The precise reference and meaning of the whole phrase would, however, depend on the context in which it is used.
I'm sorry if that is not terribly helpful, but honestly, I am not quite sure what defasad is asking for.
Σ


----------



## defesad

My earlier question was in response to the question at #12 ("Is this question about quid pro quo or about quiproquo?").

It appeared that:
"_Quid Pro Quo_" does not have any meaning in Latin (other than its literal meaning: "Something for something"/"What for what").
"To do something for someone in exchange for something they do for you" etc (#6, #8, #16) is the meaning/interpretation of the phrase when used in English, Not in Latin.
In the absence of its meaning in Latin, it would be impossible to discuss the meaning of the phrase Without discussing the meaning in other languages (_condicio sine qua non_ ?). Otherwise, if this Latin forum does not allow such discussion (of the meaning of the phrase in other languages), then this thread is ineligible (for this Latin forum) *ab initio*.

Am I wrong?


----------



## Scholiast

salvete iterum!



defesad said:


> In the absence of its meaning in Latin...

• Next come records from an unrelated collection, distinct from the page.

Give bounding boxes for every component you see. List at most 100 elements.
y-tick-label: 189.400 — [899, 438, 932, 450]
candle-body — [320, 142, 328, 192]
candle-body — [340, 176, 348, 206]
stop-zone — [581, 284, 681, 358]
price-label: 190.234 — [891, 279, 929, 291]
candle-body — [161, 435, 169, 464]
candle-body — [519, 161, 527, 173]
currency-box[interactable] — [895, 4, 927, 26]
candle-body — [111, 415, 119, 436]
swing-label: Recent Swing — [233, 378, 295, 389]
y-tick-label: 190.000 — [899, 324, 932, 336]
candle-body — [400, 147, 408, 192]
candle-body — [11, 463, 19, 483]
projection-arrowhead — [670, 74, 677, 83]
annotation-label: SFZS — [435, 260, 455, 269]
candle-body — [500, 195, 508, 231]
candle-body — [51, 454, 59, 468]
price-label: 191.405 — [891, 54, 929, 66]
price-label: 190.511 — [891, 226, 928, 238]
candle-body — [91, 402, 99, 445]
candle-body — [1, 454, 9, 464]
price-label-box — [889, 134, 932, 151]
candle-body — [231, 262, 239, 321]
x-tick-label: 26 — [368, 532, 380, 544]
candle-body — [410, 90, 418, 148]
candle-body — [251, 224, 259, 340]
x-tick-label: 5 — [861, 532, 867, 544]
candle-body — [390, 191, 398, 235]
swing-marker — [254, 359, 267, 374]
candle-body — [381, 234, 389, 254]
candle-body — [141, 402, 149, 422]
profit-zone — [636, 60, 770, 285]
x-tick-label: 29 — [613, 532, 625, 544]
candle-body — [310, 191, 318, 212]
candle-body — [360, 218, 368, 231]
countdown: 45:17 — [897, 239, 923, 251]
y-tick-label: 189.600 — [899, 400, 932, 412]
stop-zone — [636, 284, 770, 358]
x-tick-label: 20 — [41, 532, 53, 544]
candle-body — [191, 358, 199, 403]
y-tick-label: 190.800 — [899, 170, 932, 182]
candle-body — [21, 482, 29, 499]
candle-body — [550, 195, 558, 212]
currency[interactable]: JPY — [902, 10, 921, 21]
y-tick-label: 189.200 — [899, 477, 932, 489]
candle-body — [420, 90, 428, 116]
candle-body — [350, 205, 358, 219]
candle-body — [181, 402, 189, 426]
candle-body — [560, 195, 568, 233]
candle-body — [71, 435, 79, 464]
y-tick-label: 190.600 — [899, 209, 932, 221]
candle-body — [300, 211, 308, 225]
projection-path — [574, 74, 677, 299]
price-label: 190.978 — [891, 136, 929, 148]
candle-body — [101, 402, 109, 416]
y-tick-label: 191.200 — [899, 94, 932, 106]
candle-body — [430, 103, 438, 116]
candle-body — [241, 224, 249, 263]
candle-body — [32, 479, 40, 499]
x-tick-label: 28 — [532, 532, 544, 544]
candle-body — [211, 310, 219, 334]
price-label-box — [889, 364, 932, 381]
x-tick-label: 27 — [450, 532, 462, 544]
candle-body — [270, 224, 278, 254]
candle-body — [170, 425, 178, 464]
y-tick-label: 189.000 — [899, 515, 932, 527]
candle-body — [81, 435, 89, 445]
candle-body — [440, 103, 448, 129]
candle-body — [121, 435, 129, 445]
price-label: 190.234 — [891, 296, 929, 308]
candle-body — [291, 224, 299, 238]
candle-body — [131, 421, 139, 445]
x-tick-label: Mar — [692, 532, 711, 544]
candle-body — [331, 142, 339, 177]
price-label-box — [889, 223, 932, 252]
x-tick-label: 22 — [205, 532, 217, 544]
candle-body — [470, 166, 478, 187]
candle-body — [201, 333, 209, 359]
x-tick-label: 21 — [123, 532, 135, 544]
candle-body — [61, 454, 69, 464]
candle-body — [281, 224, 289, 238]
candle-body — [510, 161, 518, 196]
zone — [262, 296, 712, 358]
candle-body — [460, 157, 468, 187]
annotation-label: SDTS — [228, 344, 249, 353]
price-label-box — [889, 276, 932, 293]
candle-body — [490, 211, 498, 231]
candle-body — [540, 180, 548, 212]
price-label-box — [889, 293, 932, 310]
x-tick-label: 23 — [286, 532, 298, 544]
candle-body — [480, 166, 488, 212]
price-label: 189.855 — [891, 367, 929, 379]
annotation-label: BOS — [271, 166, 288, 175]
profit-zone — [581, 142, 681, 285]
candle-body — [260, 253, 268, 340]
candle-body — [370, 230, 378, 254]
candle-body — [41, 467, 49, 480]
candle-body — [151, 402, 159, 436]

The entire thread has been devoted to precisely this question. It means "something in return for (or in proportion to) something [else]".



defesad said:


> Otherwise, if this Latin forum does not allow such discussion (of the meaning of the phrase in other languages), then this thread is ineligible (for this Latin forum) *ab initio*.



I am now genuinely mystified. This Latin Forum allows and facilitates discussion of all things Latin. What is it then that defasad is so keen to know, and whence his frustration with the answers that we have offered?

Σ


----------